First, it is not clear how many chicks have hatched. The intro says two, but the rest of the copy suggests only one at time of writing. The intro also says ‘this week’ when the first chick is said to have hatched yesterday. You should never waste a yesterday line – ‘this week’ sounds like a local paper.
Second, of course they were unaware that they were being watched – they are birds. This kind of statement of the obvious is juvenile and tiresome.
In the third par, we have ‘hatch’ twice and ‘hatching’ once. One is enough. The second sentence could have been: ‘The whole process takes about 72 hours from pipping, when the shell is breached by the chick within.’

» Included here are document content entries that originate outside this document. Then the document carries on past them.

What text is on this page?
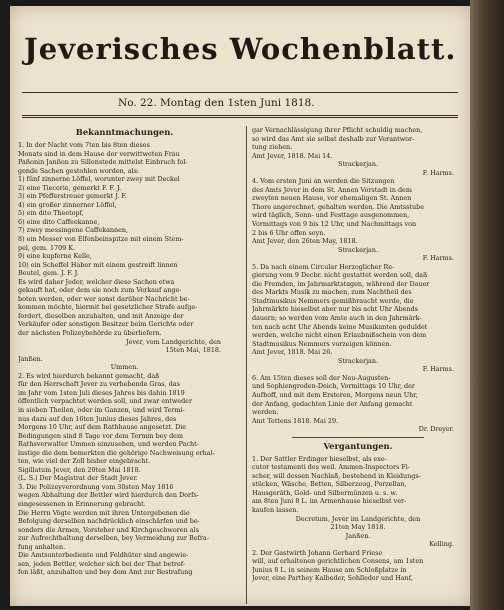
Jeverisches Wochenblatt.
No. 22. Montag den 1sten Juni 1818.
Bekanntmachungen.
1. In der Nacht vom 7ten bis 8ten dieses
Monats sind in dem Hause der verwittweten Frau
Paßonin Janßen zu Sillenstede mittelst Einbruch fol-
gende Sachen gestohlen worden, als:
1) fünf zinnerne Löffel, worunter zwey mit Deckel
2) eine Tiecerie, gemerkt F. F. J.
3) ein Pfefferstreuer gemerkt J. F.
4) ein großer zinnerner Löffel,
5) ein dito Theetopf,
6) eine dito Caffeekanne,
7) zwey messingene Caffekannen,
8) ein Messer von Elfenbeinspitze mit einem Stem-
pel, gem. 1709 K.
9) eine kupferne Kelle,
10) ein Scheffel Haber mit einem gestreift linnen
Beutel, gem. J. F. J.
Es wird daher Jeder, welcher diese Sachen etwa
gekauft hat, oder dem sie noch zum Verkauf ange-
boten werden, oder wer sonst darüber Nachricht be-
kommen möchte, hiermit bei gesetzlicher Strafe aufge-
fordert, dieselben anzuhalten, und mit Anzeige der
Verkäufer oder sonstigen Besitzer beim Gerichte oder
der nächsten Polizeybehörde zu überliefern.
Jever, vom Landgerichte, den
15ten Mai, 1818.
Janßen.
Ummen.
2. Es wird hierdurch bekannt gemacht, daß
für den Herrschaft Jever zu verhebende Gras, das
im Jahr vom 1sten Juli dieses Jahres bis dahin 1819
öffentlich verpachtet werden soll, und zwar entweder
in sieben Theilen, oder im Ganzen, und wird Termi-
nus dazu auf den 16ten Junius dieses Jahres, des
Morgens 10 Uhr, auf dem Rathhause angesetzt. Die
Bedingungen sind 8 Tage vor dem Termin bey dem
Rathsverwalter Ummen einzusehen, und werden Pacht-
lustige die dem bemerkten die gehörige Nachweisung erhal-
ten, wie viel der Zoll bisher eingebracht.
Sigillatum Jever, den 20ten Mai 1818.
(L. S.) Der Magistrat der Stadt Jever.
3. Die Polizeyverordnung vom 30sten May 1816
wegen Abhaltung der Bettler wird hierdurch den Dorfs-
eingesessenen in Erinnerung gebracht.
Die Herrn Vögte werden mit ihren Untergebenen die
Befolgung derselben nachdrücklich einschärfen und be-
sonders die Armen, Vorsteher und Kirchgeschworen als
zur Aufrechthaltung derselben, bey Vermeidung zur Befra-
fung anhalten.
Die Amtsunterbediente und Feldhüter sind angewie-
sen, jeden Bettler, welcher sich bei der That betref-
fen läßt, anzuhalten und bey dem Amt zur Bestrafung
gar Vernachlässigung ihrer Pflicht schuldig machen,
so wird das Amt sie selbst deshalb zur Verantwor-
tung ziehen.
Amt Jever, 1818. Mai 14.
Strackerjan.
F. Harms.
4. Vom ersten Juni an werden die Sitzungen
des Amts Jever in dem St. Annen Vorstadt in dem
zweyten neuen Hause, vor ehemaligen St. Annen
Thore angerechnet, gehalten werden. Die Amtsstube
wird täglich, Sonn- und Festtage ausgenommen,
Vormittags von 9 bis 12 Uhr, und Nachmittags von
2 bis 6 Uhr offen seyn.
Amt Jever, den 26ten May, 1818.
Strackerjan.
F. Harms.
5. Da nach einem Circular Herzoglicher Re-
gierung vom 9 Decbr. nicht gestattet werden soll, daß
die Fremden, im Jahrmarktstagen, während der Dauer
des Markts Musik zu machen, zum Nachtheil des
Stadtmusikus Nemmers gemißbraucht werde, die
Jahrmärkte hieselbst aber nur bis acht Uhr Abends
dauern; so werden vom Amte auch in den Jahrmärk-
ten nach acht Uhr Abends keine Musikanten geduldet
werden, welche nicht einen Erlaubnißschein von dem
Stadtmusikus Nemmers vorzeigen können.
Amt Jever, 1818. Mai 26.
Strackerjan.
F. Harms.
6. Am 15ten dieses soll der Neu-Augusten-
und Sophiengroden-Deich, Vormittags 10 Uhr, der
Aufhoff, und mit dem Ersteren, Morgens neun Uhr,
der Anfang, gedachten Linie der Anfang gemacht
werden.
Amt Tettens 1818. Mai 29.
Dr. Dreyer.
Vergantungen.
1. Der Sattler Erdinger hieselbst, als exe-
cutor testamenti des weil. Ammen-Inspectors Fi-
scher, will dessen Nachlaß, bestehend in Kleidungs-
stücken, Wäsche, Betten, Silberzeug, Porzellan,
Hausgeräth, Gold- und Silbermünzen u. s. w.
am 8ten Juni 8 L. im Armenhause hieselbst ver-
kaufen lassen.
Decretum, Jever im Landgerichte, den
21ten May 1818.
Janßen.
Kelling.
2. Der Gastwirth Johann Gerhard Friese
will, auf erhaltenen gerichtlichen Consens, am 1sten
Junius 8 L. in seinem Hause am Schloßplatze in
Jever, eine Parthey Kalbeder, Sohlleder und Hanf,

Par 4: ‘the female was laying on the eggs’. This is badly wrong. ‘Laying’ is a present tense form of ‘to lay’, which is a transitive verb, meaning that it is accompanied by an object. Examples would be ‘She is laying the table’ or ‘the bird is laying eggs’. Presumably the word was meant to be ‘lying on the eggs’, a present tense form of the word ‘to lie’. But birds don’t ‘lie’ on their eggs, they ‘sit’ on them.
Par 5: ‘Raise’ means to lift, to gain height, so ‘up’ is redundant.
In the third leg, if you are telling the story of the development of the chick, do it chronologically. Don’t start with it flying, then go back to being newly hatched. I have shown how the pars should be re-arranged.
‘Weigh in’: Jockeys weigh in after a race, and this is the only use for the expression. Babies or chicks weigh a certain amount.
Last par but one: We know the birds have a chick so by definition they are ‘successful’. Another redundant word.
Last par: We have established quite thoroughly that the story is about peregrines, so you don’t need two more repetitions of the name.